February 19, 1997
The National Jewish Community Relations Advisory Council (NJCRAC) welcomes the establishment of a Humanitarian Fund for Holocaust Victims by Switzerland’s three largest banks. Their action represents a hopeful sign of Swiss determination to resolve fully and fairly the matter of missing Jewish assets deposited in Swiss banks before and during World War II.
A full page advertisement in the Swiss press is recent testimony to the wish of many Swiss citizens that their nation move firmly in that direction. The ad, a petition by more than 100 Swiss academics and artists demanding that Switzerland and its people acknowledge their moral obligations toward Jewish groups, reportedly generated an outpouring of support from the Swiss people. At the same time, the emergence of anti-Semitic attitudes in some quarters requires the country’s leaders to address the issue of public attitudes toward Jews, the Holocaust and the past in a serious way, including education which raises issues concerning the moral dilemmas facing Switzerland during and after the war.

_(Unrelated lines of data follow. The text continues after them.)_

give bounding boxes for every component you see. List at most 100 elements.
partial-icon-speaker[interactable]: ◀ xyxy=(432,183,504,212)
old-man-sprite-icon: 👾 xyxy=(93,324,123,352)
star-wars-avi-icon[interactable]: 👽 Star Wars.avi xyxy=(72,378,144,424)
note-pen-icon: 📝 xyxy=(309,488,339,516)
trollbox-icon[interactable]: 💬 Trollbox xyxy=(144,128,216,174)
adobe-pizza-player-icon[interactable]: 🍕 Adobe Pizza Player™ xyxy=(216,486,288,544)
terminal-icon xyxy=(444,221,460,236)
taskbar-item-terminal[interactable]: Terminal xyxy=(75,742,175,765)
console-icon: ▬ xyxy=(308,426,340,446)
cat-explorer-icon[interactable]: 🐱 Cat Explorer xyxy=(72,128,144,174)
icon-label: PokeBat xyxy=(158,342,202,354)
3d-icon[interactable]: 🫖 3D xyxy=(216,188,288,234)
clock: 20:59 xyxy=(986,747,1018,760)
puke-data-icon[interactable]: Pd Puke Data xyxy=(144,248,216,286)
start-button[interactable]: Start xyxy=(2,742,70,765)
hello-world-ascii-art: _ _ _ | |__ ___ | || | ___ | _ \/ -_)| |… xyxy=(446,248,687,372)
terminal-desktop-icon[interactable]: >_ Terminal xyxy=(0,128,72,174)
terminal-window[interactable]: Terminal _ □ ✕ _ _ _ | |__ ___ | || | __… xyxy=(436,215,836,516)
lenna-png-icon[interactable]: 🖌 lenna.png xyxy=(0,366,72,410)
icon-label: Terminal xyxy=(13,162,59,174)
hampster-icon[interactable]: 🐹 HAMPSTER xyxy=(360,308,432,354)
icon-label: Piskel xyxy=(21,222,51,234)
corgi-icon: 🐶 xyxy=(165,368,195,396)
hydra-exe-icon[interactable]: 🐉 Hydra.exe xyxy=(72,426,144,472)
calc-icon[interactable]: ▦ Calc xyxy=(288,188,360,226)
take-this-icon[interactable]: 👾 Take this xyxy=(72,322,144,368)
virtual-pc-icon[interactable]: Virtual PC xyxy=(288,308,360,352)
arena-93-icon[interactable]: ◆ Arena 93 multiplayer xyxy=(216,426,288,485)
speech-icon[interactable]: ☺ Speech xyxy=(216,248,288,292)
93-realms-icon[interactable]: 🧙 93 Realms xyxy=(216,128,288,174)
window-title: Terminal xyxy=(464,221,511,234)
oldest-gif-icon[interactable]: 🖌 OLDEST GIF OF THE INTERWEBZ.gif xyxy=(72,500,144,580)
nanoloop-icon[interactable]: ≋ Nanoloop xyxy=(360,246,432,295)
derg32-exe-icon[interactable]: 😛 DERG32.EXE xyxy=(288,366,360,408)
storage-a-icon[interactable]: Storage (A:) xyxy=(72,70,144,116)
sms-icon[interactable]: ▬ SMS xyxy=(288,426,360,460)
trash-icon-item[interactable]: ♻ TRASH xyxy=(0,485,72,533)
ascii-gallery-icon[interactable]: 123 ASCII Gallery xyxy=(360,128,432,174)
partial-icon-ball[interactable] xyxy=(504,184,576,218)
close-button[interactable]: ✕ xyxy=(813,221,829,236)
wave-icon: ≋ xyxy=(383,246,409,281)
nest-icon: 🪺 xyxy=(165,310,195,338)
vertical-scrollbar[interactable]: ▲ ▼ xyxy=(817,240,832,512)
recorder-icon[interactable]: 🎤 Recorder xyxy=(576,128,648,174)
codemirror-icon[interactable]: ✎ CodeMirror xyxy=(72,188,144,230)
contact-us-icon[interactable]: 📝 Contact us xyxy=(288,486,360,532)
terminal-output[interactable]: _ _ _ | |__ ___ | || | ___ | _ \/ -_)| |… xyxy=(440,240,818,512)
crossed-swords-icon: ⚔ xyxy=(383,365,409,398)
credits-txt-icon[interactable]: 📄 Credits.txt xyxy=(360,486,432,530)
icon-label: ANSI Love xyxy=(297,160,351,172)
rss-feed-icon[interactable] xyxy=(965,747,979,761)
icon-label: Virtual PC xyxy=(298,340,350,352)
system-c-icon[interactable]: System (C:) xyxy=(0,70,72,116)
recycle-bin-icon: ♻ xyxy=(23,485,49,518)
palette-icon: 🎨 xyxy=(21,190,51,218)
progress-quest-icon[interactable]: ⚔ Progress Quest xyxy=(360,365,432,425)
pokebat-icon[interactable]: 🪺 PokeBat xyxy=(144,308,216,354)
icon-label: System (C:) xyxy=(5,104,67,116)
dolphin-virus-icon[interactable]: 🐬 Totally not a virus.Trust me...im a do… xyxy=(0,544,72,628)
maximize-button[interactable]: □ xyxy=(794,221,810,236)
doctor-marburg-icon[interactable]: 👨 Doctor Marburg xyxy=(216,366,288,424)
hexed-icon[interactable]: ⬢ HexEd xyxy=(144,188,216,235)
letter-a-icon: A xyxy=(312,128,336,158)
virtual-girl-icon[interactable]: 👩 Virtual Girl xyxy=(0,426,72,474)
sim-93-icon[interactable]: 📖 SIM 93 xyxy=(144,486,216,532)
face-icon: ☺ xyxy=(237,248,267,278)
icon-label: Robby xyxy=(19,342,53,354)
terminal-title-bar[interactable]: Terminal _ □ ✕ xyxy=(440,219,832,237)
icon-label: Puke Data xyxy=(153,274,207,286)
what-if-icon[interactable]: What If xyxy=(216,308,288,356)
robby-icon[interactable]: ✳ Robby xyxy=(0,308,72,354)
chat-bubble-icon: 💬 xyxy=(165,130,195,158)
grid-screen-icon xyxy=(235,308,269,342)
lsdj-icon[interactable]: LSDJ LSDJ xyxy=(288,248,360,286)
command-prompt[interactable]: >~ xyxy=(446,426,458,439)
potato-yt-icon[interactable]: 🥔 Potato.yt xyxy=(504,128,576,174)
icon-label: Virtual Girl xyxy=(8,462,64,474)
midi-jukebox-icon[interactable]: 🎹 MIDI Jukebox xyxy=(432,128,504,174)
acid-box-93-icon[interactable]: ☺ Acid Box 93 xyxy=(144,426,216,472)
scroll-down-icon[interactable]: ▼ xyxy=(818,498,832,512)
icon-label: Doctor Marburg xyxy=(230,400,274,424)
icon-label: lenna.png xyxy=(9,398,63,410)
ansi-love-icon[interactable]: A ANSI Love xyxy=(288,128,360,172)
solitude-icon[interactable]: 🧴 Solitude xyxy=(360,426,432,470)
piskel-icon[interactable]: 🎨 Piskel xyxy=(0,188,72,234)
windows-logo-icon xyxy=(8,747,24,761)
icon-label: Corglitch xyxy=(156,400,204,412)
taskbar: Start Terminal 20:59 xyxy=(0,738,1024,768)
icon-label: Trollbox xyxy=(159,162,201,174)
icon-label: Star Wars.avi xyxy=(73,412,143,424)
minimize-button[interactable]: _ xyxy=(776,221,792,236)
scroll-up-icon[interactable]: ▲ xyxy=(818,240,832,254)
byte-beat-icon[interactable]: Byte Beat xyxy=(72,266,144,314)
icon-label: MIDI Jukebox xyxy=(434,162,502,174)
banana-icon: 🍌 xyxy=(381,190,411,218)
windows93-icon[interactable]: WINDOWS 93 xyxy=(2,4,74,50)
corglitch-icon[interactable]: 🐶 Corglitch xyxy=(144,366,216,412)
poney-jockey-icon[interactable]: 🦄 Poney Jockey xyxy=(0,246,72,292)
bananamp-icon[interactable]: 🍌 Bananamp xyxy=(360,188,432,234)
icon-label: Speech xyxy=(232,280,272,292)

Two commissions established by the Swiss government to investigate Switzerland’s wartime dealings can illuminate that process. We believe establishment of these commissions further reflects Swiss recognition of a moral obligation to uncover the truth, especially in light of the advanced age of the Holocaust Survivor population. The organized Jewish community will continue to call for a full and honest accounting concerning unclaimed funds and for adherence by all to the highest ethical standards in advancing a just and moral resolution that will serve the interests of all parties involved, as well as for the Swiss government to make clear, unequivocal and forceful statements to the Swiss citizenry condemning any expressions of anti-Semitism in Switzerland.